Orianna Moon Andrews (1834–1883) was an American medical doctor who was one of the first women in America to hold a medical degree. She served as a doctor for the Confederate Army during the American Civil War.

==Early life and education==
Born in 1834 in Albemarle County, Virginia, to a plantation-owning family, Orianna Andrews (nee Moon) decided to study medicine from an early age. She attended the Troy Female Seminary (now the Emma Willard School) for a year, which provided the required courses in sciences and mathematics to allow her to enroll in the Female Medical College of Pennsylvania (now the Woman's Medical College of Pennsylvania). This was in the College's fourth induction of students. Andrews was the first woman from Virginia to attend the college, and only the third woman from the Southern United States.

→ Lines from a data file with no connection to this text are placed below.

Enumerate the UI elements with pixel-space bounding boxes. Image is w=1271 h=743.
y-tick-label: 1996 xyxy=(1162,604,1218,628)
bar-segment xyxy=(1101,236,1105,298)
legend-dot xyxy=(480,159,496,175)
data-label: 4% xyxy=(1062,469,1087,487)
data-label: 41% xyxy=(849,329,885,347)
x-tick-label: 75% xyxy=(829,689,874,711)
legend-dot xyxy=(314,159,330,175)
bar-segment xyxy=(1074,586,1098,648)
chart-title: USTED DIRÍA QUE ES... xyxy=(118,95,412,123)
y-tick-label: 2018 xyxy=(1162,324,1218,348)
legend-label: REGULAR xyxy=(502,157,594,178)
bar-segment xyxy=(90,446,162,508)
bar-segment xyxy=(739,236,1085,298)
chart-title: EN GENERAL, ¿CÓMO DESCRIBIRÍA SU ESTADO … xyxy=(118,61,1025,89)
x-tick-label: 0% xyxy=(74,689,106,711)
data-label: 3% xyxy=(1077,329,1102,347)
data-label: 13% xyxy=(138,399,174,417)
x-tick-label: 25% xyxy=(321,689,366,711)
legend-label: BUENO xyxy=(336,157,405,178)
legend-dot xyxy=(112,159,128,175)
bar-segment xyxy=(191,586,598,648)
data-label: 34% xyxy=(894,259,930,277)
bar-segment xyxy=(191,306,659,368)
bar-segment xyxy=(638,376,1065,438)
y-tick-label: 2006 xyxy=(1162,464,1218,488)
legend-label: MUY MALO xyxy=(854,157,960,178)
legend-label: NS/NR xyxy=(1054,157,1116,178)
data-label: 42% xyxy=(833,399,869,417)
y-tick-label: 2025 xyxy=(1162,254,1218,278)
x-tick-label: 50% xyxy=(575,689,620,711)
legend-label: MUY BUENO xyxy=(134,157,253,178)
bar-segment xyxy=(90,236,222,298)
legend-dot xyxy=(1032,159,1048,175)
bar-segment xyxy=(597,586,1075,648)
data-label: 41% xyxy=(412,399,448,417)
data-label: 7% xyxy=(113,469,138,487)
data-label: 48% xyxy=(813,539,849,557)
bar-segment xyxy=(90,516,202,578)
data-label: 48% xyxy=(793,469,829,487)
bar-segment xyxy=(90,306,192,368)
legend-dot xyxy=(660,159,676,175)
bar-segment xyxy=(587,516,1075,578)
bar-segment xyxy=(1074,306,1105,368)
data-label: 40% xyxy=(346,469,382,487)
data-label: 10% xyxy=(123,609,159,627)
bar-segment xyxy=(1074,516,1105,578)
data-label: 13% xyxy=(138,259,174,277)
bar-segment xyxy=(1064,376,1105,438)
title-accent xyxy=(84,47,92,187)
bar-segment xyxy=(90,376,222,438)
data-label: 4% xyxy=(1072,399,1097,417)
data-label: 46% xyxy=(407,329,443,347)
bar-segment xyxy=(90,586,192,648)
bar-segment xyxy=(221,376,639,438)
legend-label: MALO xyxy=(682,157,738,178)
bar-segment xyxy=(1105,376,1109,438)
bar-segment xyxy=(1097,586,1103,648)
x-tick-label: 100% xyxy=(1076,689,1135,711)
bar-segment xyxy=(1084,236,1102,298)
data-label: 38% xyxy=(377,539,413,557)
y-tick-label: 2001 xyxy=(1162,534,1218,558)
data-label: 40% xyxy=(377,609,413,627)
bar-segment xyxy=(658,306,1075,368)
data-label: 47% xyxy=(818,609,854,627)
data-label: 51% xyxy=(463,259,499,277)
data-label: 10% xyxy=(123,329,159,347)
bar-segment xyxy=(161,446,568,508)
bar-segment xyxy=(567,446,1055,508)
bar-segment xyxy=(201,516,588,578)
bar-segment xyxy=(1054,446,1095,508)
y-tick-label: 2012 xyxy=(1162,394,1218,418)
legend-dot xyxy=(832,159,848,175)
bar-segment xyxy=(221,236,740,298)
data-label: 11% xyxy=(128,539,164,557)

Andrews submitted her doctoral thesis in 1856 and graduated the following year. At the time, she was one of 38 women who had earned medical degrees in the United States.

== Career ==
After earning her medical degree, Andrews spent two years traveling in the Middle East and Europe, before returning to North America in 1861 around the beginning of the American Civil War. She wrote to the military commanders of Virginia, offering her skills to the war effort of the Confederate States of America.

Andrews was employed as the superintendent of a team of nurses in a makeshift hospital at the University of Virginia. She wrote to Brigadier General Philip St. George Cocke asking to be moved to the front, and her sister Lottie Moon wrote to him in support as well. She was not moved, but instead left the service when she married Dr. John Summerfield Andrews in November 1861. They moved to Richmond, Virginia, and worked in a Confederate Army hospital. She returned to Albemarle County to give birth to her first son in the following year.

They moved to Tennessee after the war, but returned to Albemarle County following an altercation with the Ku Klux Klan. Back in the county of her birth, the couple set up a joint medical practice. Andrews died of cancer in 1883. At the time of her death, Andrews had six living sons, although another six children had died in childhood.